A frequent topic among worship leader discussion groups is “How can I get my congregation to engage more?” That discussion usually leads into another discussion about how people worship in different ways, and how outward expression is not the only indicator that worship is happening.
Yes, I completely agree.
But we also know when things just feel awkward – and how it can affect a congregation. There are so many different issues that can send a worship service sideways: vocal, instrumental, audio, video, team dynamics, and those topics are covered very well here in [WM] magazine.
There’s one issue, however, that’s not talked about a lot – and it’s the easiest to fix. That’s the expressionless guitarist, bass player or keyboardist whose face is buried in the music stand for the entire worship set, and the only sign of life is their moving hands and fingers. They are the backline worship zombies, statues or wax figures. Pick your metaphor.
I’ve sat through way too many worship sets where the upfront leader is cajoling, begging and pleading the congregation to get more involved – even chiding the early service crowd to wake up and/or get more coffee – and all the while the backline musicians look comatose. Awkward.
I’ve seen worship leader discussion groups that are in favor of banishing music stands altogether. While I can appreciate the idea, it’s just not realistic for most volunteer musicians with limited rehearsal time. And I really believe that the bigger problem lies not with the stands themselves, but with the players behind them. Have you noticed that when musicians stare down intently at music stands, their focus can often be mistaken for a frown?

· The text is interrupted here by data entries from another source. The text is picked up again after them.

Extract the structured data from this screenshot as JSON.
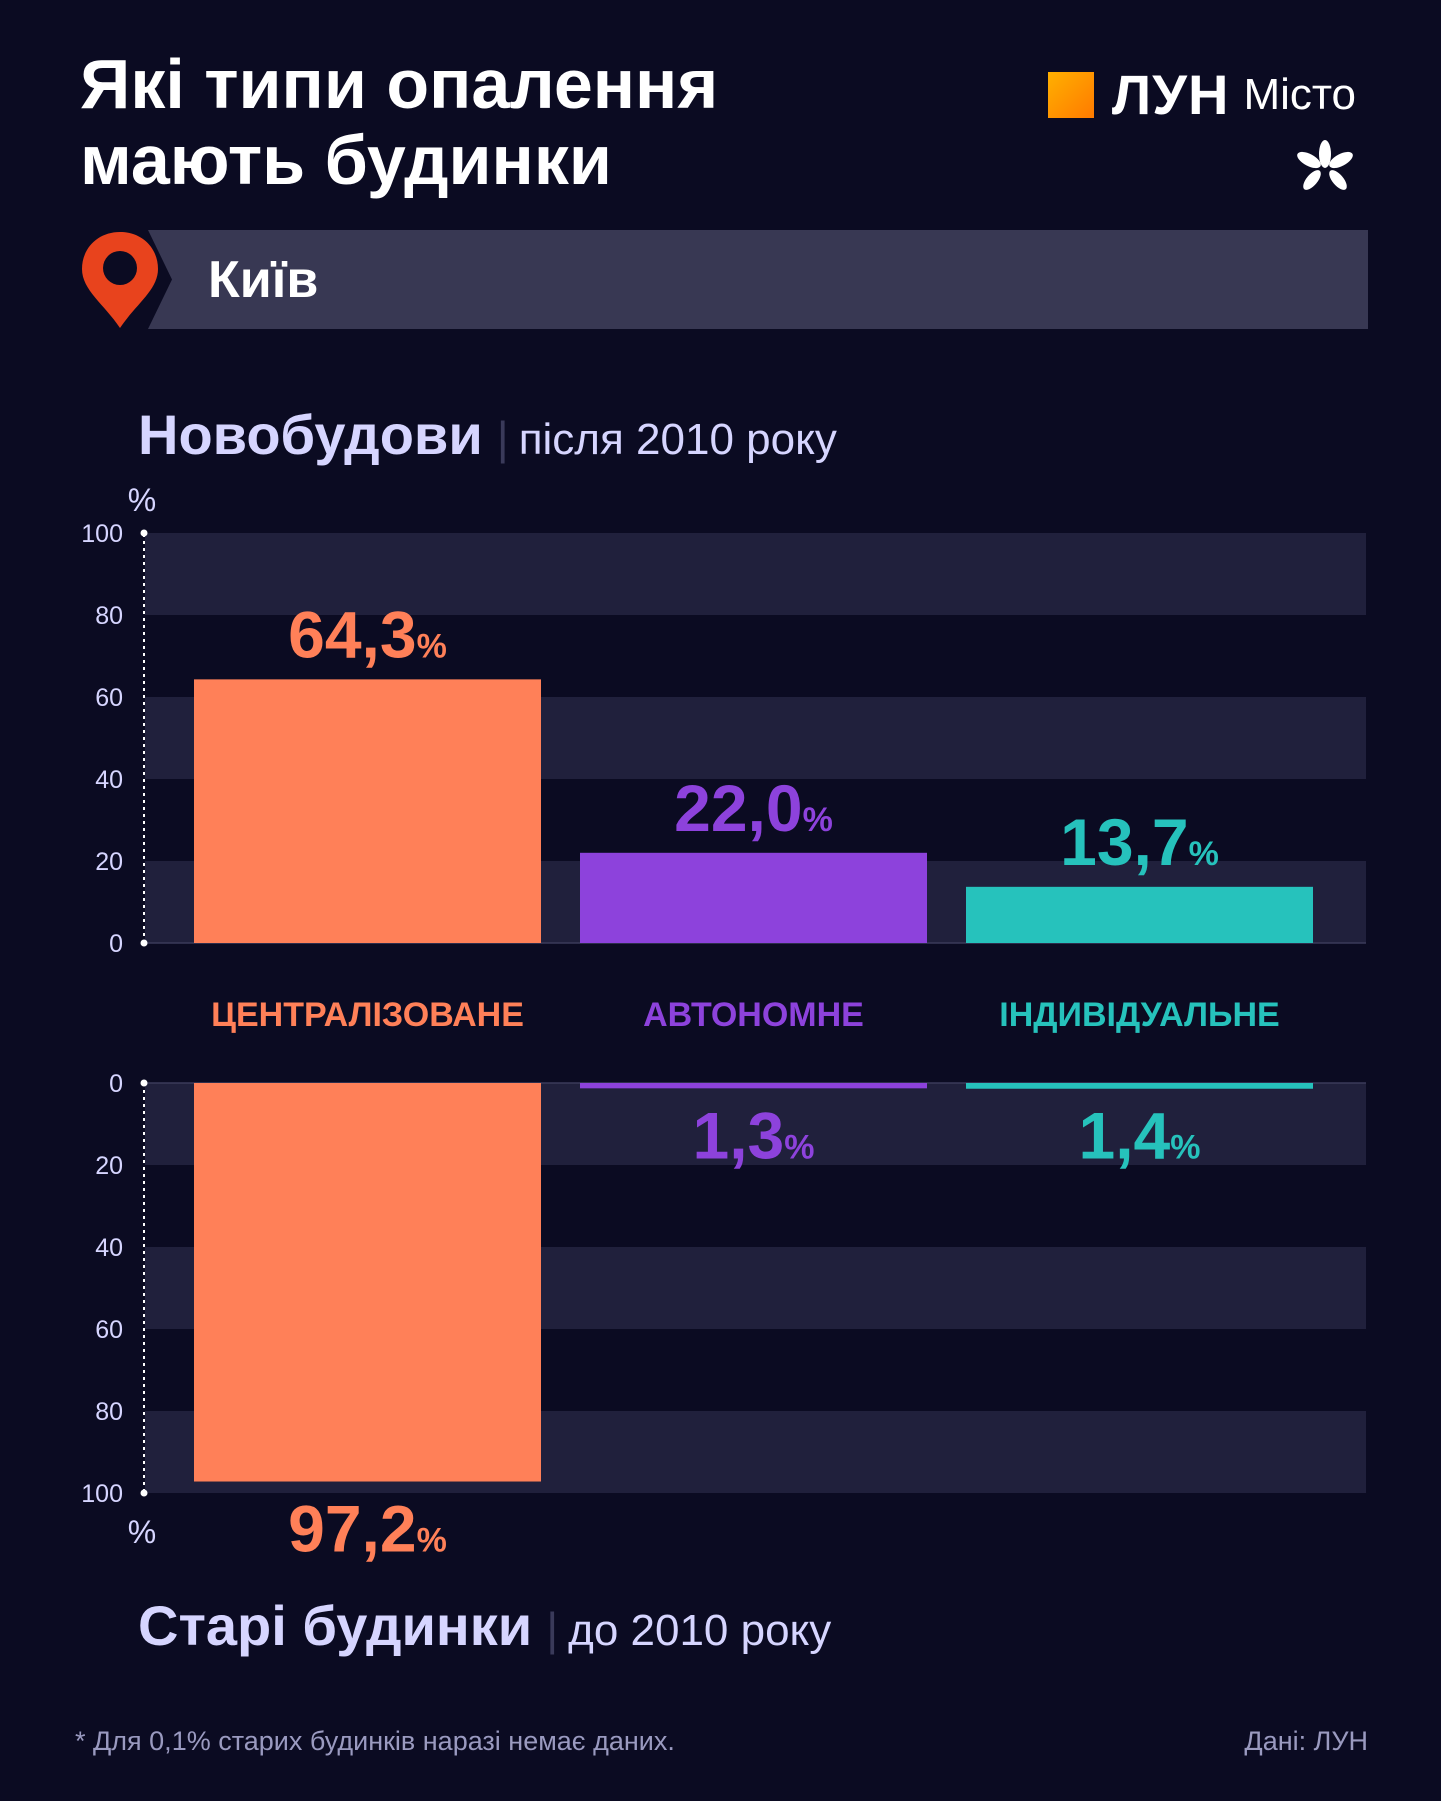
{
  "title_line1": "Які типи опалення",
  "title_line2": "мають будинки",
  "logo": {
    "brand": "ЛУН",
    "sub": "Місто",
    "icon": "chestnut-leaf-icon"
  },
  "city": "Київ",
  "colors": {
    "background": "#0b0b22",
    "centralized": "#ff8058",
    "autonomous": "#8d42dc",
    "individual": "#26c2bc",
    "axis_text": "#d6d5ff",
    "band": "#20203c",
    "pin": "#e8431d"
  },
  "chart_data": {
    "type": "bar",
    "unit_label": "%",
    "categories": [
      "ЦЕНТРАЛІЗОВАНЕ",
      "АВТОНОМНЕ",
      "ІНДИВІДУАЛЬНЕ"
    ],
    "yticks": [
      "0",
      "20",
      "40",
      "60",
      "80",
      "100"
    ],
    "ylim": [
      0,
      100
    ],
    "grid": "alternating bands",
    "panels": [
      {
        "title": "Новобудови",
        "subtitle": "після 2010 року",
        "direction": "up",
        "values": [
          64.3,
          22.0,
          13.7
        ],
        "labels": [
          "64,3",
          "22,0",
          "13,7"
        ]
      },
      {
        "title": "Старі будинки",
        "subtitle": "до 2010 року",
        "direction": "down",
        "values": [
          97.2,
          1.3,
          1.4
        ],
        "labels": [
          "97,2",
          "1,3",
          "1,4"
        ]
      }
    ]
  },
  "footnote": "* Для 0,1% старих будинків наразі немає даних.",
  "source": "Дані: ЛУН"
}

The solution is simple. Encourage your players to look at their music stands only when necessary. Instead, look up. Smile. Move a little. Engage. Enjoy being there.
A natural first step is to simply encourage the musicians to interact with each other. Enjoy the simple pleasure of making music together. Audiences notice when the other musicians appreciate that tasty drum fill, guitar riff, bass run or perfectly-timed keyboard swell. That’s just part of the organic joy of live music.
The next step is to encourage your musicians to sing along, even if they’re not singers and even if they don’t have a mic in front of them. It makes a powerful statement and frees the congregation to join in.
Finally, encourage them to worship. One of our drummers – in the sections when he’s not playing – stands and lifts his hands. For him, it’s a personal worship moment. For our congregation, it’s an amazing example of worship leadership. Yes, it’s not just the “worship leader” who leads worship. The whole team does.
Now, having said all that, make sure it’s authentic, and not “just for show.” Audiences can sense superficiality and hype from miles away, and that’s even worse than lifeless zombies. You’ve probably seen the YouTube videos of way-over-the-top musicians, and those antics clearly have no place in a worship setting.
But freedom in worship is a wonderful thing. And it’s a powerful way to draw an entire congregation into worship with you. Jesus came to give life abundantly. Yes, even to music-stand-focused guitarists, bass players and keyboardists.